Hmmm?? What?? The Bengals didn't just lose, they got absolutely waxed, and this is the best example Joyner could come up with?

"... but that isn't the point."

Now I'm mad. That's exactly the point, you inebriated rhesus monkey. If you are going to praise Marvin Lewis as being a great motivator, you could at least use a moment where that motivation actually mattered. Lewis could have been replaced by the aforementioned hippie and the result would have been the same. The players could have been listening to Pearl Jam or Petra the entire week and the result would have been the same. They got smacked around, got it handed to them on a platter. This is not a success. This is a disaster.
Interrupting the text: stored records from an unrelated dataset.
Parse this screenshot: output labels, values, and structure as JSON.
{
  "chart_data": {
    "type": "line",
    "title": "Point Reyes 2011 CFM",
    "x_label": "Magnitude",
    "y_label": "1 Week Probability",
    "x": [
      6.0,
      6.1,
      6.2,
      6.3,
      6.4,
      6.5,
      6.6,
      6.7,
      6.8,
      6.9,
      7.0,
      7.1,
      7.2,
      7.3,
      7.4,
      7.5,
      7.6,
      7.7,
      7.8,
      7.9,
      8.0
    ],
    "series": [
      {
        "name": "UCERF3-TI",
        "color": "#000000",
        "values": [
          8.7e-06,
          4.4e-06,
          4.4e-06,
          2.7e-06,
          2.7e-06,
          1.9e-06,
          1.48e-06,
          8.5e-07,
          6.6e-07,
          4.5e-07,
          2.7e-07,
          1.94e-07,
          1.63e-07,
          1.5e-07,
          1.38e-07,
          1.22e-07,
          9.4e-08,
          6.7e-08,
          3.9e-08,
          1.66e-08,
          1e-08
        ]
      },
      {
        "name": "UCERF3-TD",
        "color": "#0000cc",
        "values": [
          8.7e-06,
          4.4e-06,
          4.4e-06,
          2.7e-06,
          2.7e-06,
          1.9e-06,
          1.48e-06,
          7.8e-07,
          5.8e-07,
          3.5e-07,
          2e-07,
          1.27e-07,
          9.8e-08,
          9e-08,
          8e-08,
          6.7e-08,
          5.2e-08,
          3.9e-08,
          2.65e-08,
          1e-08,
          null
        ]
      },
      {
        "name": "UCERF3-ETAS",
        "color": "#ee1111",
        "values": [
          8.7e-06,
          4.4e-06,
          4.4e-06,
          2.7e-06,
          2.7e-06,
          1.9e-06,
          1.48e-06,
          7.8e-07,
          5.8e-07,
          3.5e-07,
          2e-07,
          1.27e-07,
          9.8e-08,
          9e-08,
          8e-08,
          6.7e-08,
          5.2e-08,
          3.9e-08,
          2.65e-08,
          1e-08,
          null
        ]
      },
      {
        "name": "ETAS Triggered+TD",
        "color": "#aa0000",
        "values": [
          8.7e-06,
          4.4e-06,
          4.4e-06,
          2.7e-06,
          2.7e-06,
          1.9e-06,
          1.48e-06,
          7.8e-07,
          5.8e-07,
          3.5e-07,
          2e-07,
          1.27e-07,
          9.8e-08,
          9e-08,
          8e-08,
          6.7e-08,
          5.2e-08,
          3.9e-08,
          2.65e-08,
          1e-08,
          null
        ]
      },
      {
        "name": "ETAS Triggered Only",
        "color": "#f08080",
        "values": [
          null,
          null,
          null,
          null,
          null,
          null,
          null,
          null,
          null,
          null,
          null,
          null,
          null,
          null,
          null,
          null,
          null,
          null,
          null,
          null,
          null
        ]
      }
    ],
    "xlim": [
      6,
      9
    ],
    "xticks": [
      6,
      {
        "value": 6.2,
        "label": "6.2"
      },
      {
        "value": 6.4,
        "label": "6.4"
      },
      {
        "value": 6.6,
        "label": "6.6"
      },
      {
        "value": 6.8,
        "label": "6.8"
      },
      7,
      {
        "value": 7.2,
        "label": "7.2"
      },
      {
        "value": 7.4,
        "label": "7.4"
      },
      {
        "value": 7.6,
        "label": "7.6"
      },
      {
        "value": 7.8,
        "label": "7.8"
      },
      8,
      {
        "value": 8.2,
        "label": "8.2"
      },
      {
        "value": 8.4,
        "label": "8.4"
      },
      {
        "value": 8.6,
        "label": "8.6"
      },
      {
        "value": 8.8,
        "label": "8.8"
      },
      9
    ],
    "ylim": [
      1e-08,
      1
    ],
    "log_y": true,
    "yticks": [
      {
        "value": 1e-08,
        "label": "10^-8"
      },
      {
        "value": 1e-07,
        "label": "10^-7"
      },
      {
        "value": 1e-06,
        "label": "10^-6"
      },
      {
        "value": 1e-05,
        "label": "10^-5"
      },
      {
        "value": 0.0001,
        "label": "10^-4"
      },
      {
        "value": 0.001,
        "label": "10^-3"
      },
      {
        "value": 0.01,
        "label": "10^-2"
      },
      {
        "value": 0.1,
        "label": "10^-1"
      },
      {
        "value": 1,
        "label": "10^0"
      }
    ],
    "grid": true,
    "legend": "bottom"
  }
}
"The point is that most coaches placed in Lewis's place would have rested their team or tried to keep their spirits up after the Buffalo debacle. Lewis realized that he has a very young team that was growing up quickly and he wanted to send them the message that more will be expected of them."

Just don't worry about actually winning... or coming within 30 points. Message across, loud and clear. Also, DOL alert again in that first sentence. "Placed in Lewis's place" has at least two HUGE no-no's. Who's editing this crap, Nate (albeit, a cheap shot to a good friend, but I've seen his writing... and he's having fun with his wife right now, so what the hell)?
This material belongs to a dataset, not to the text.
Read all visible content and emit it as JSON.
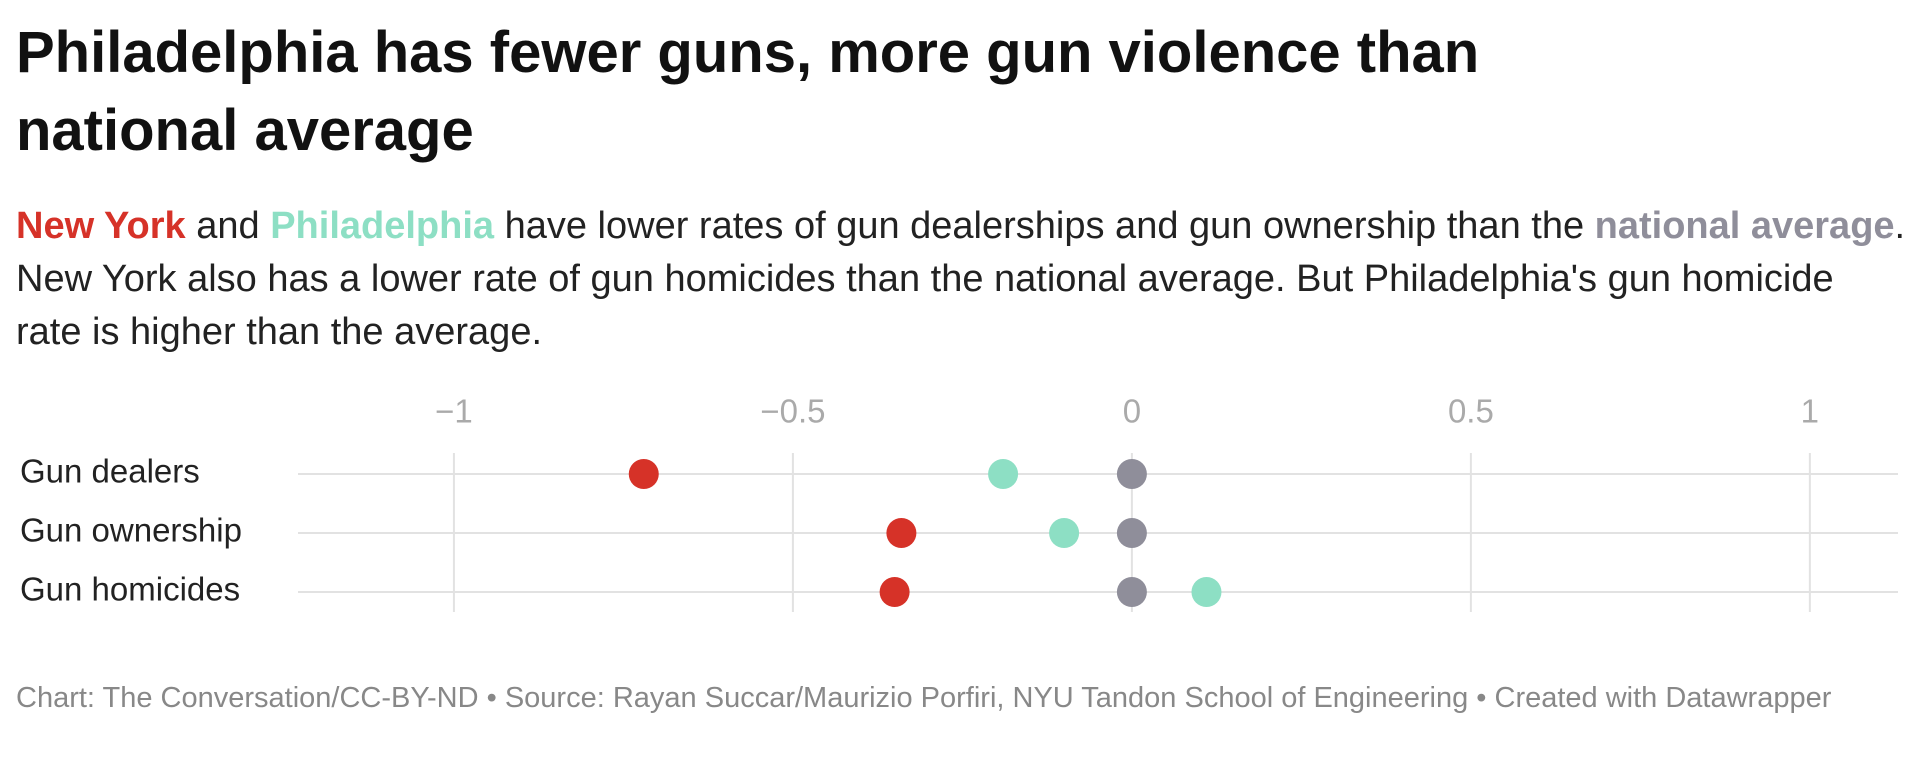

"He will not let this team get complacent."

He just won't make them win, either. Last time I checked, winning was a bit more important that complacency. Maybe that's just me. Also, is there a stat for "complacency ratio", Mr. Football Scientist?
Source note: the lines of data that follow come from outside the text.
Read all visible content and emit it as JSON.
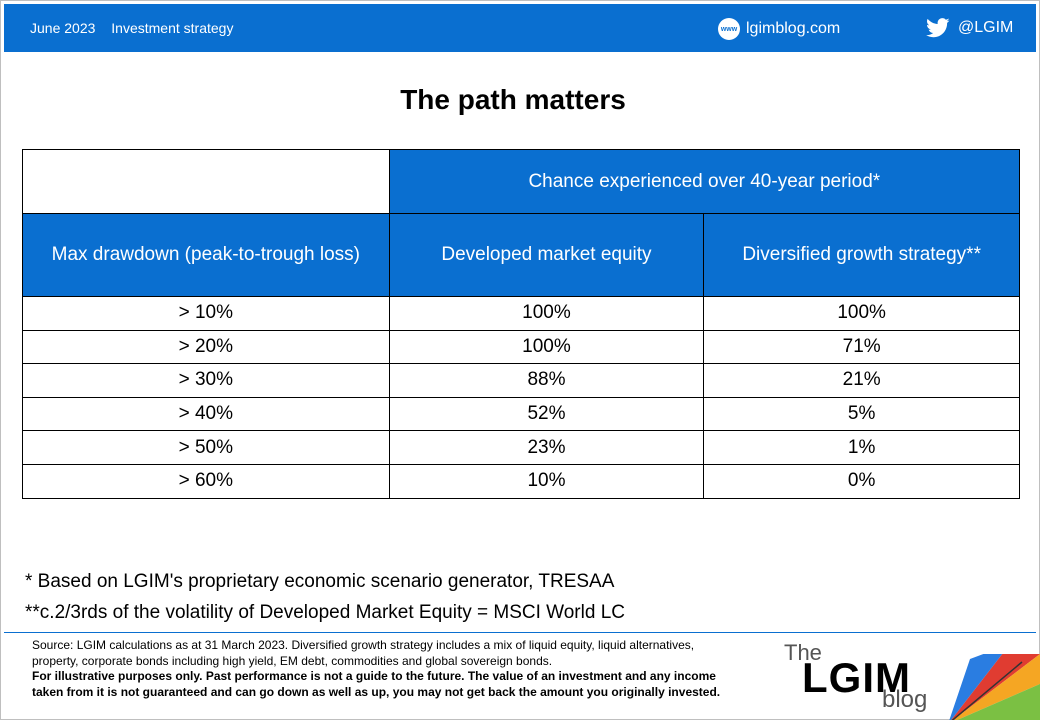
{
  "header": {
    "date": "June 2023",
    "category": "Investment strategy",
    "website": "lgimblog.com",
    "website_icon_label": "www",
    "twitter_handle": "@LGIM",
    "accent_color": "#0a6fd0"
  },
  "title": "The path matters",
  "table": {
    "group_header": "Chance experienced over 40-year period*",
    "row_header": "Max drawdown  (peak-to-trough  loss)",
    "col1_header": "Developed  market  equity",
    "col2_header": "Diversified growth strategy**",
    "rows": [
      {
        "drawdown": "> 10%",
        "dme": "100%",
        "dgs": "100%"
      },
      {
        "drawdown": "> 20%",
        "dme": "100%",
        "dgs": "71%"
      },
      {
        "drawdown": "> 30%",
        "dme": "88%",
        "dgs": "21%"
      },
      {
        "drawdown": "> 40%",
        "dme": "52%",
        "dgs": "5%"
      },
      {
        "drawdown": "> 50%",
        "dme": "23%",
        "dgs": "1%"
      },
      {
        "drawdown": "> 60%",
        "dme": "10%",
        "dgs": "0%"
      }
    ]
  },
  "notes": {
    "note1": "* Based on LGIM's proprietary economic scenario generator, TRESAA",
    "note2": "**c.2/3rds of the volatility of Developed Market Equity = MSCI World LC"
  },
  "footer": {
    "source": "Source: LGIM calculations as at 31 March 2023. Diversified  growth  strategy includes a mix of liquid equity, liquid alternatives,  property,  corporate  bonds including high yield, EM debt,  commodities and global sovereign  bonds.",
    "disclaimer": "For illustrative purposes  only. Past performance is not a guide to the future.  The value of an investment and any income taken from it is not guaranteed and can go down as well as up, you may not get back the amount you originally invested."
  },
  "logo": {
    "the": "The",
    "name": "LGIM",
    "blog": "blog"
  }
}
"The 2005 Bengals reminded me of the 1984 Chicago Bears. That bears team was a young, hard-hitting team with a bunch of dynamic players and characters, but they were not quite ready to win. It took another year of growth before they were able to fully tap into their abilities."

I'm getting woozy from reading this drivel. The Bears had a good Jim McMahon, Walter friggin' Payton, and Mike Singletary. They were already a well-rounded team. The problem is that the Bengals aren't, and with the type of offseason acquisitions, are actually farther away from making that happen.

First, one cannot discount the effect of adding so many "turds" as Pro Football Talk would say. The locker room is already like a powder keg. That's my non-statistical addition to this argument.

The stats still don't help Joyner's wackiness. Yes, the Bengals have assembled a tremendous offensive force, with Carson Palmer, Chad Johnson and company ready to wreak havoc around the league for some time... they ranked 6th in Football Outsiders' offensive rankings. The defense is, charitably, the problem. They were ranked #24 on FO against the run. That is not good, and is probably (along with an early-season slew of interceptions) why the pass defense is actually ranked higher.

Look, the Bengals are a good team, well worth picking to win their division. However, to put them near dynasty status when there are probably at least three better teams in the AFC alone for the forseeable future is just plain ridiculous.

The Football Scientist would be better sticking to science, not baseless conjecture.